10 Classical resting-state data cleaning procedures usually involve more steps, such as independent component analysis-based denoising of the white matter and cerebrospinal fluid in order to reveal small functional differences among areas that could be otherwise hidden. In connective field modeling, however, frequencies that are shared among white matter, cerebrospinal fluid, and cortex might contribute to the connective field measurements; therefore, we did not discard them.
For both stimulation and resting state-based connective fields, we assessed V1 to V2/V2v/V2d/V3/V3v/V3d/hV4/LO/TO (i.e., V1 to region
x) and V2/V2v/V2d/V3/V3v/V3d/hV4/LO/TO to V1 connective fields (i.e., region
x to V1). In these models, voxels with ≥20% variance explained were further analyzed. Connective field sizes were searched by the model in the following descriptive steps: 0.0001 mm, 0.2 mm, 0.4 mm, 0.6 mm, and so on until 10 mm. When 0.0001 mm is chosen (fulfills the role of 0), that means that all other higher values explained less variance and neighboring voxels did not contribute to the model; that is, neighboring voxels did not have any shared response that could be detected (combining them into a surface). This indicates that there was no “connective field area,” only a one-on-one connection; thus, connective fields with sizes smaller than or equal to 0.0001 mm were excluded. Median sampling extents, weighted by variance explained, were calculated over eccentricities 0.5° to 7.5°. The median connective field size was calculated as such because connective field size was reported to be constant across eccentricities within an area.
9
The differences between the sampling extents of V1 to region x and region x to V1 were calculated to indicate the convergence magnitude. Here, higher values indicate a larger spatial extent, whereas positive and negative values, respectively, indicate convergence and divergence from V1 to region x. The two-sided Wilcoxon rank-sum test was applied to convergence magnitudes for comparisons between PCA patients and controls regarding the connections between V1 and the nine extrastriate areas. Bonferroni multiple-comparisons correction was applied for these nine comparisons.

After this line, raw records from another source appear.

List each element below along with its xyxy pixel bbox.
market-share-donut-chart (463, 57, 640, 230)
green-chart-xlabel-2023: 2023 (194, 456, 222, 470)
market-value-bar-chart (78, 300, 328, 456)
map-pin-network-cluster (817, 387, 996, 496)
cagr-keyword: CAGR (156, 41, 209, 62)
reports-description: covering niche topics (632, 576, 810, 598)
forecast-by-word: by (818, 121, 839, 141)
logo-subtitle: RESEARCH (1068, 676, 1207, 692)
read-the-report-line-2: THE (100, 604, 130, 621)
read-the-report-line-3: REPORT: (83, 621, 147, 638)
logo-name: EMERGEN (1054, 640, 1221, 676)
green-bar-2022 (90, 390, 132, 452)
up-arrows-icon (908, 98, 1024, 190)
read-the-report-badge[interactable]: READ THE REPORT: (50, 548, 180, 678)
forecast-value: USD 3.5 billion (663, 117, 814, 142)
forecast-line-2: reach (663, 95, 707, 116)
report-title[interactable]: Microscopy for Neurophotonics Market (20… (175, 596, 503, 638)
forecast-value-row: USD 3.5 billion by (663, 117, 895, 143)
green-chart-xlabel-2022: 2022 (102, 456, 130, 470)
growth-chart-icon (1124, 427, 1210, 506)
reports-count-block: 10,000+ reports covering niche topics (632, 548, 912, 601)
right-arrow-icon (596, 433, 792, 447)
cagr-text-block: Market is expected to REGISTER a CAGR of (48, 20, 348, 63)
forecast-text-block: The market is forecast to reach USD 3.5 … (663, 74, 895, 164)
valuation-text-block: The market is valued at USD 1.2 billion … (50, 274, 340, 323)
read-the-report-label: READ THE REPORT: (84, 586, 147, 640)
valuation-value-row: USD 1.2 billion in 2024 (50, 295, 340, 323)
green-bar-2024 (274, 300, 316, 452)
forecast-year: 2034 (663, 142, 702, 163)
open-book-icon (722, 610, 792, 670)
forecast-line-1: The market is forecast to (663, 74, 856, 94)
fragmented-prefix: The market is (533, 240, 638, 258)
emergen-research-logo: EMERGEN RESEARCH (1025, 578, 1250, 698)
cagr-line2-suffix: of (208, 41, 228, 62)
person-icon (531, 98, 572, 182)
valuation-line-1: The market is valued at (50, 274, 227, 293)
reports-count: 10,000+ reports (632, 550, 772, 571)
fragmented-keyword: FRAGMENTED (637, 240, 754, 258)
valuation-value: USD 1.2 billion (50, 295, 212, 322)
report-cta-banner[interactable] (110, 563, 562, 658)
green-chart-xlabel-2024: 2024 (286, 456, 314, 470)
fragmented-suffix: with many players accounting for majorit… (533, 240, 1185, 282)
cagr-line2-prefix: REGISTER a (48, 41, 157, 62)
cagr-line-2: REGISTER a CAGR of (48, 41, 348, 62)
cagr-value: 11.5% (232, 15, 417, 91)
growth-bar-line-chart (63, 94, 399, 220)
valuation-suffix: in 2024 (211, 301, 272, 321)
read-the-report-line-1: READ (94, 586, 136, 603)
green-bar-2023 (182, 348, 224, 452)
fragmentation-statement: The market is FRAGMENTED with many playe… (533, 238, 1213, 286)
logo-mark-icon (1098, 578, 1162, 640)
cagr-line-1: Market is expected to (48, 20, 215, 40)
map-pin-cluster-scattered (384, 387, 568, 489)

We also assessed convergence magnitude along the visual hierarchy. In order to do so, we derived hierarchical levels from Haak et al.
17,18 in order to give some ordinal value to each visual area. In these studies, V1, V2, V3, hV4, LO1, LO2, TO1, and TO2 were, respectively, at hierarchical levels 0, 1, 2, 3, 3, 4, 5 and 6. Because we assessed LO1/LO2 and TO1/TO2 together (referred to as LO and TO in the rest of the text), we assigned them the average values of, respectively, 3.5 and 5.5. We assessed these levels in both streams together (i.e., V1 ↔ V2, V3, hV4, LO, and TO), in the dorsal stream (i.e., V1 ↔ V2d, V3d, and TO), and in the ventral stream (i.e., V1 ↔ V2v, V3v, hV4, and LO). For each participant, convergence magnitude was linearly regressed using these levels to assess the slope of convergence magnitude along the visual hierarchy. We assessed whether there was a slope in each group (using a single-sample signed-rank test to compare it to 0) and whether it differed between patient and control groups (using the Wilcoxon rank-sum test).
P values were Bonferroni corrected for the three comparisons (both streams, dorsal stream, and ventral stream).
We compared differences between V1 to region x and region x to V1 in goodness of fit, number of voxels that were included in the assessment (after excluding connective field sizes of 0.0001 or smaller; referred to as number of voxels in the results), and target area eccentricity between PCA patients and controls, as changes in these variables could potentially bias the results. If a difference was found, we assessed the Spearman correlation coefficient between the biasing variable and the convergence magnitude. Here, too, Bonferroni correction was used.